Your customers are playing it. You should too.
Hospitals and medical practices were introduced to risk-based contracting decades ago, with the advent of health insurance. In 1982, Medicare raised the bar for hospitals by introducing prospective payment in the form of DRGs, or diagnosis-related groups. Since then, the stakes have kept rising. Today, Medicare, Medicaid and private insurers are pushing ahead with value-based contracts, putting pressure on providers to offer high-quality care cost-effectively. As providers assume more risk, they need their suppliers to help.
Todd Nelson, FHFMA, MBA, director of partner relationships and chief partnership executive with the Healthcare Financial Management Association, addressed the impact of value-based contracting on healthcare providers and their suppliers at the 2021 IMDA/HIRA annual conference in September. Repertoire followed up by asking Nelson about risk and what it means for healthcare providers and suppliers. Nelson served as vice president and CFO of a rural Midwest hospital for 15 years prior to joining HFMA.
Repertoire: It seems that hospitals were forced to assume risk when the feds introduced DRGs in 1982. Would you agree? Why or why not?
Todd Nelson: Hospitals did assume some risk when DRGs were introduced, but they quickly learned the levers to pull to mitigate that risk. Those levers were mostly financial (controlling labor and supply cost, length of stay, etc.) and they were able to recover some through various payment mechanisms for higher cost/LOS [length-of-stay] cases. Additionally, not everything was included in the DRG, so hospitals could make it up in other volume (i.e., fee-based) revenue sources.
Rep: Haven’t hospitals and health systems managed risk since they began contracting with insurance companies? If so, what’s different today?
Nelson: This difference is really managing the clinical risk of caring for a population. When working with an insurance company, the risk is negotiating a payment rate that is too low. The insurance company is taking the risk for greater volumes of patients or procedures. In the new models of value-based payment, the hospital is taking the risk for the clinical side of things as well as cost. It’s an entirely different set of skills, actuarially – more like those of an insurance company.
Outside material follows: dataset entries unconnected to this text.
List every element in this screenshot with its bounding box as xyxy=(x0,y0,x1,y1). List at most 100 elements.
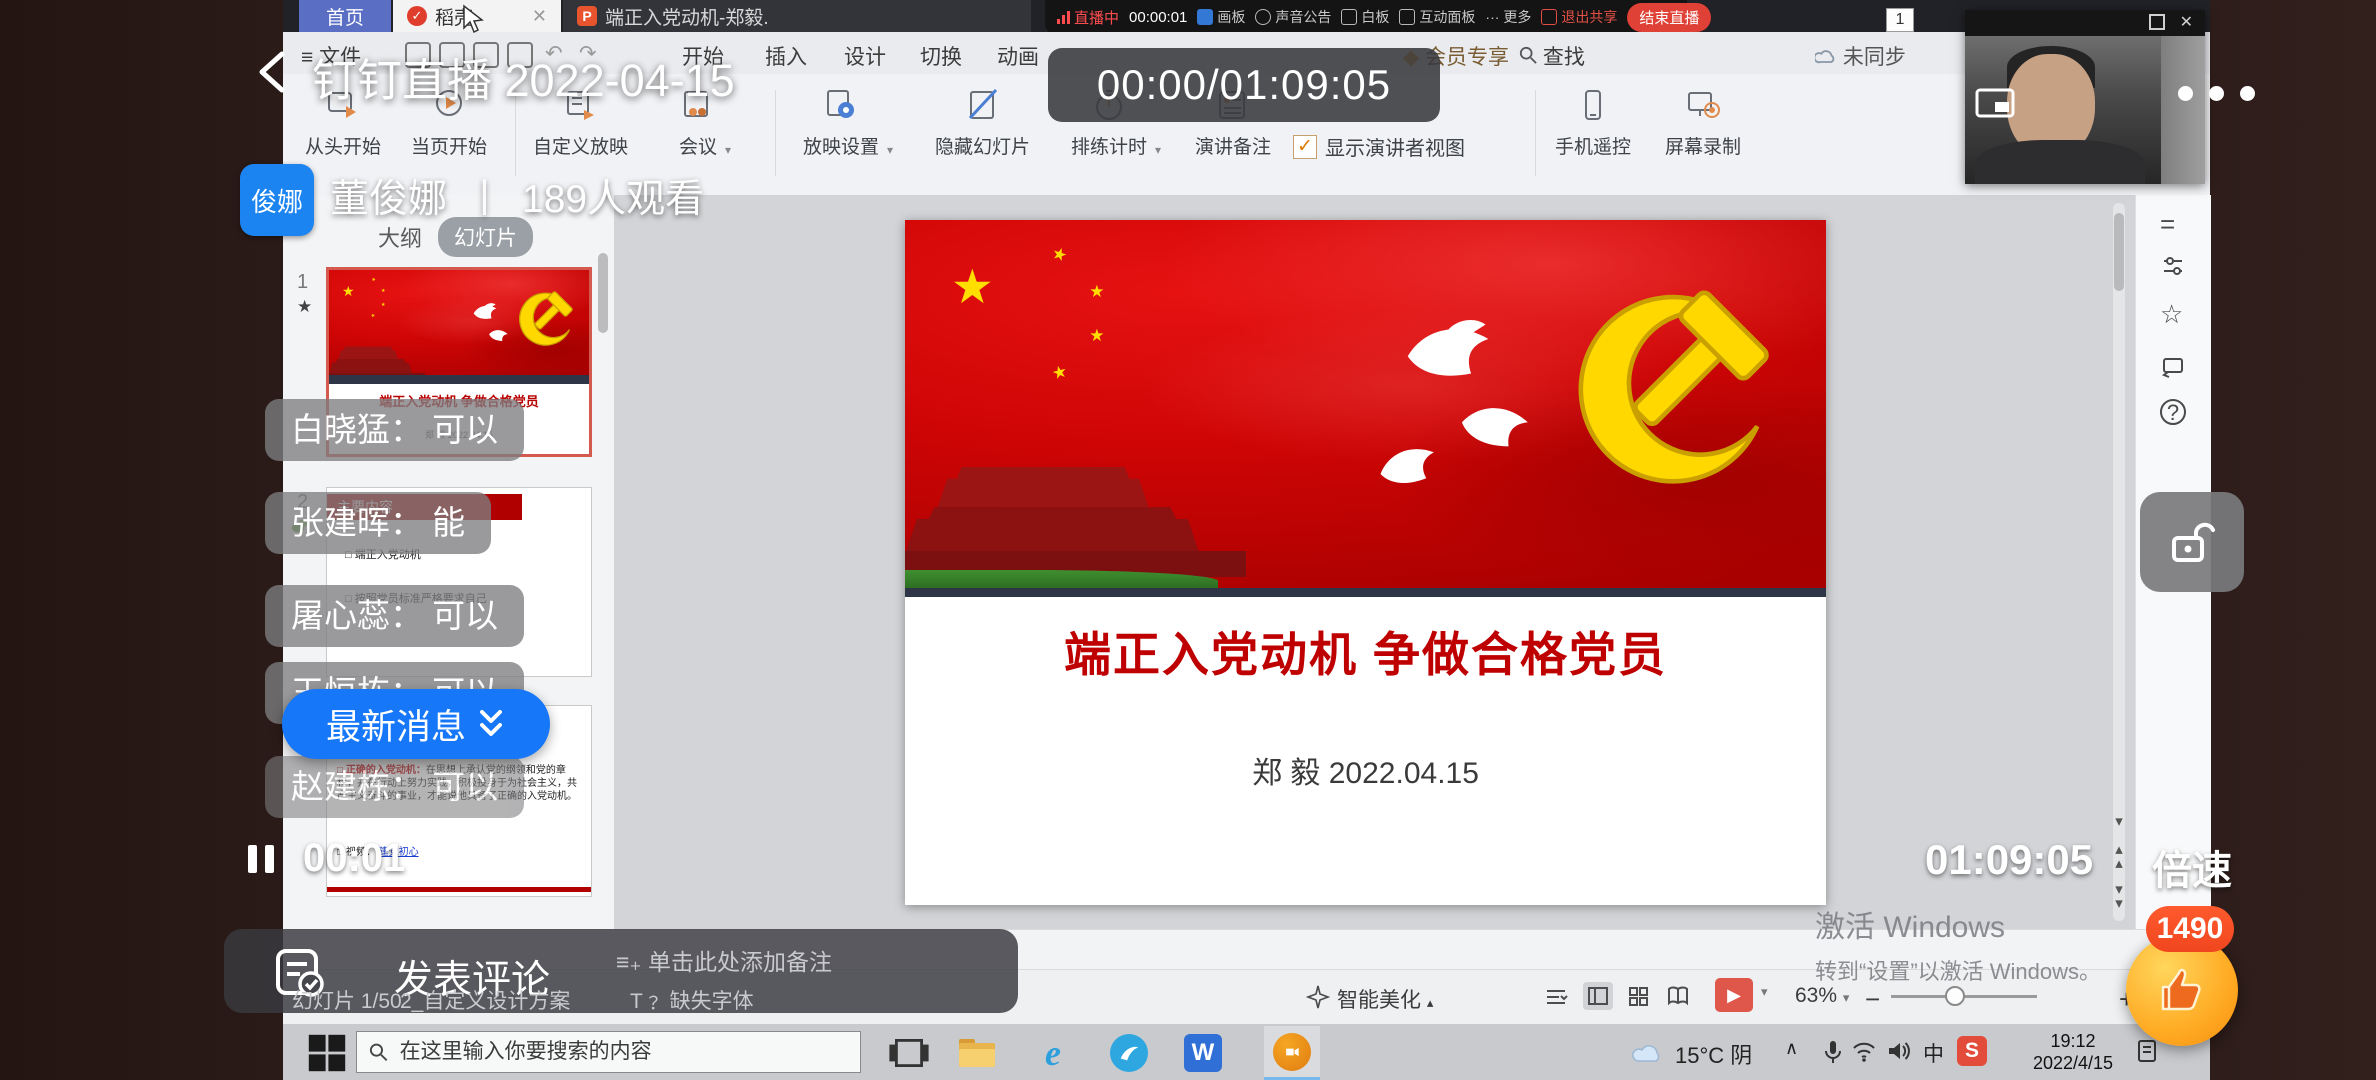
camera-titlebar: ✕ xyxy=(1965,10,2205,36)
board-button[interactable]: 画板 xyxy=(1197,7,1245,27)
sync-status[interactable]: 未同步 xyxy=(1815,41,1906,71)
weather-icon[interactable] xyxy=(1631,1040,1667,1064)
back-button[interactable] xyxy=(254,48,290,96)
speaker-icon[interactable] xyxy=(1887,1040,1911,1062)
task-view-button[interactable] xyxy=(887,1032,931,1074)
cloud-icon xyxy=(1815,49,1837,64)
unlock-rotation-button[interactable] xyxy=(2140,492,2244,592)
notes-toggle-button[interactable] xyxy=(1541,982,1571,1010)
dingtalk-live-app-active[interactable] xyxy=(1264,1026,1320,1080)
more-options-icon[interactable] xyxy=(2178,86,2255,101)
mouse-cursor xyxy=(462,4,484,34)
collapse-handle-icon[interactable]: = xyxy=(2160,209,2175,240)
zoom-slider-knob[interactable] xyxy=(1945,986,1965,1006)
loop-icon[interactable] xyxy=(2160,353,2186,379)
ime-indicator[interactable]: 中 xyxy=(1923,1038,1944,1068)
smart-beautify-button[interactable]: 智能美化 ▴ xyxy=(1337,984,1433,1014)
whiteboard-button[interactable]: 白板 xyxy=(1341,7,1389,27)
menu-tab-animation[interactable]: 动画 xyxy=(997,41,1039,71)
menu-tab-transition[interactable]: 切换 xyxy=(920,41,962,71)
show-settings-button[interactable]: 放映设置▾ xyxy=(803,88,879,159)
player-title: 钉钉直播 2022-04-15 xyxy=(312,44,735,109)
zoom-slider[interactable] xyxy=(1891,995,2037,998)
scrollbar-thumb[interactable] xyxy=(2114,213,2124,291)
play-dropdown-icon[interactable]: ▾ xyxy=(1761,984,1768,1000)
pip-icon[interactable] xyxy=(1975,88,2015,118)
stop-button[interactable] xyxy=(455,848,481,874)
menu-tab-design[interactable]: 设计 xyxy=(844,41,886,71)
microphone-icon[interactable] xyxy=(1823,1039,1843,1065)
search-input[interactable] xyxy=(398,1039,848,1065)
thumbnail-scrollbar[interactable] xyxy=(598,253,608,333)
notification-center-icon[interactable] xyxy=(2135,1038,2161,1064)
tab-presentation[interactable]: P 端正入党动机-郑毅. xyxy=(563,0,1031,32)
find-button[interactable]: 查找 xyxy=(1519,41,1585,71)
camera-feed xyxy=(1965,36,2205,184)
help-icon[interactable]: ? xyxy=(2160,399,2186,425)
tray-expand-icon[interactable]: ∧ xyxy=(1785,1038,1798,1059)
reading-view-button[interactable] xyxy=(1663,982,1693,1010)
missing-font-ghost: T﹖ 缺失字体 xyxy=(630,985,754,1015)
menu-tab-insert[interactable]: 插入 xyxy=(765,41,807,71)
voice-notice-button[interactable]: 声音公告 xyxy=(1255,7,1331,27)
phone-remote-button[interactable]: 手机遥控 xyxy=(1555,88,1631,159)
ellipsis-icon: ··· xyxy=(1485,9,1499,25)
zoom-out-button[interactable]: − xyxy=(1865,984,1880,1015)
maximize-icon[interactable] xyxy=(2149,14,2165,30)
previous-slide-button[interactable]: ▴▴ xyxy=(2109,843,2129,871)
windows-taskbar: e W 15°C 阴 ∧ 中 S 19:122022/4/15 xyxy=(283,1024,2210,1080)
scroll-down-icon[interactable]: ▾ xyxy=(2109,815,2129,829)
network-icon[interactable] xyxy=(1851,1040,1877,1062)
latest-messages-button[interactable]: 最新消息 xyxy=(282,689,550,759)
wps-writer-icon[interactable]: W xyxy=(1181,1032,1225,1074)
chat-message: 屠心蕊： 可以 xyxy=(265,585,524,647)
file-explorer-icon[interactable] xyxy=(955,1032,999,1074)
current-slide: ★★★★★ 端正入党动机 争做合格党员 郑 毅 2022.04.15 xyxy=(905,220,1826,905)
taskbar-clock[interactable]: 19:122022/4/15 xyxy=(2025,1030,2121,1074)
party-emblem-icon xyxy=(511,288,576,353)
live-status: 直播中 xyxy=(1057,7,1119,28)
normal-view-button[interactable] xyxy=(1583,982,1613,1010)
favorite-star-icon: ★ xyxy=(297,297,312,317)
tab-outline[interactable]: 大纲 xyxy=(378,221,422,253)
presenter-view-checkbox[interactable]: ✓ 显示演讲者视图 xyxy=(1293,132,1465,161)
screen-record-button[interactable]: 屏幕录制 xyxy=(1665,88,1741,159)
whiteboard-icon xyxy=(1341,9,1357,25)
screen: 首页 ✓ 稻壳 ✕ P 端正入党动机-郑毅. 1 直播中 00:00:01 画板… xyxy=(0,0,2376,1080)
chat-message: 张建晖： 能 xyxy=(265,492,491,554)
start-button[interactable] xyxy=(305,1032,349,1074)
pause-button[interactable] xyxy=(248,845,278,873)
more-button[interactable]: ···更多 xyxy=(1485,7,1531,27)
thumb-up-icon xyxy=(2153,961,2211,1019)
flag-star-icon: ★ xyxy=(342,284,355,298)
party-emblem-icon xyxy=(1550,279,1780,509)
flag-star-icon: ★ xyxy=(951,264,994,312)
playback-speed-button[interactable]: 倍速 xyxy=(2152,838,2232,896)
interact-panel-button[interactable]: 互动面板 xyxy=(1399,7,1475,27)
play-show-button[interactable]: ▶ xyxy=(1715,978,1753,1012)
close-tab-icon[interactable]: ✕ xyxy=(532,6,547,27)
end-live-button[interactable]: 结束直播 xyxy=(1627,3,1711,32)
docer-app-icon[interactable] xyxy=(1107,1032,1151,1074)
effects-star-icon[interactable]: ☆ xyxy=(2160,299,2183,330)
checkbox-check-icon: ✓ xyxy=(1293,135,1317,159)
phone-icon xyxy=(1576,88,1610,122)
streamer-avatar[interactable]: 俊娜 xyxy=(240,164,314,236)
streamer-name: 董俊娜 xyxy=(330,168,447,224)
taskbar-search[interactable] xyxy=(356,1031,861,1073)
close-icon[interactable]: ✕ xyxy=(2180,12,2193,32)
adjust-sliders-icon[interactable] xyxy=(2160,253,2186,279)
presenter-camera-window[interactable]: ✕ xyxy=(1965,10,2205,184)
sogou-icon[interactable]: S xyxy=(1957,1036,1987,1066)
internet-explorer-icon[interactable]: e xyxy=(1031,1032,1075,1074)
wpp-file-icon: P xyxy=(577,6,597,26)
exit-share-button[interactable]: 退出共享 xyxy=(1541,7,1617,27)
comment-bar[interactable]: 发表评论 ≡₊ 单击此处添加备注 幻灯片 1/50 2_自定义设计方案 T﹖ 缺… xyxy=(224,929,1018,1013)
show-settings-icon xyxy=(824,88,858,122)
zoom-level[interactable]: 63% ▾ xyxy=(1795,984,1849,1008)
hide-slide-button[interactable]: 隐藏幻灯片 xyxy=(935,88,1030,159)
slide-sorter-button[interactable] xyxy=(1623,982,1653,1010)
tab-home[interactable]: 首页 xyxy=(299,0,391,32)
weather-text[interactable]: 15°C 阴 xyxy=(1675,1038,1752,1070)
next-slide-button[interactable]: ▾▾ xyxy=(2109,883,2129,911)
Rep: How successful are hospitals and health systems in terms of managing risk today? What mistakes have they made? And where have they achieved success?
Nelson: As noted previously, hospitals and health systems have been managing various types of risk for decades. The key here is that the stakes are much higher when managing all the financial and clinical risk on behalf of the patients they serve. Additionally, payment incentives are not always aligned. For example, the financial incentive for the hospital may be to reduce the number of visits by keeping the patient healthy and out of the hospital, but the physician may still be paid on a fee-for-service model, which encourages more visits.
Rep: Do you believe there are limits to how much of a health system’s revenues can come from risk-based contracts? If so, what are those limits?
Nelson: I am not sure there is a hard and fast rule, or amount of revenue that can come from risk-based contracts. Although organizations must have a good base of financial reserves to meet their payment obligations – and those are higher the more risk contracts they take on – it really depends on each individual organization as to what they can handle.
Rep: Do hospitals and health systems evaluate medical technology differently today than they did, say, 10 or 15 years ago, because of risk-based contracting? If so, how? And why?
Nelson: Hospitals and health systems are continuing to evolve their evaluation approach over time as the demand for resources continues. As organizations accept risk and value-based agreements, the evaluation process considers more than just the “price at the pump.” It takes into account other factors such as resource reduction down the line, lower length of stay, length of recovery, medication or supply cost changes, and impact on clinician time/satisfaction.
Rep: How should distributors and manufacturers of new technologies adjust their sales and marketing strategies accordingly?
Nelson: Don’t get me wrong: Initial cost is still important, and that is the easier story for the sales rep to tell. A more difficult strategy is telling the story of how your technology impacts the other intangibles (e.g., satisfaction, outcomes, community or environmental impact), all of which are becoming more prevalent in providers’ decision-making process. Even though those areas are more difficult to measure and explain, they should be included in their sales/marketing strategies – as they get to the overall value proposition of the technology.
Rep: Any other messages for dealers about their role in working with health systems as they operate in a risk-based environment?
Nelson: I think the best advice I can give is to listen to your customers and understand their pain points and the problems they are trying to solve on behalf of their patients and communities they serve. If you can understand those, you can find ways to work with them to help improve the overall health of the community – a true win for everyone.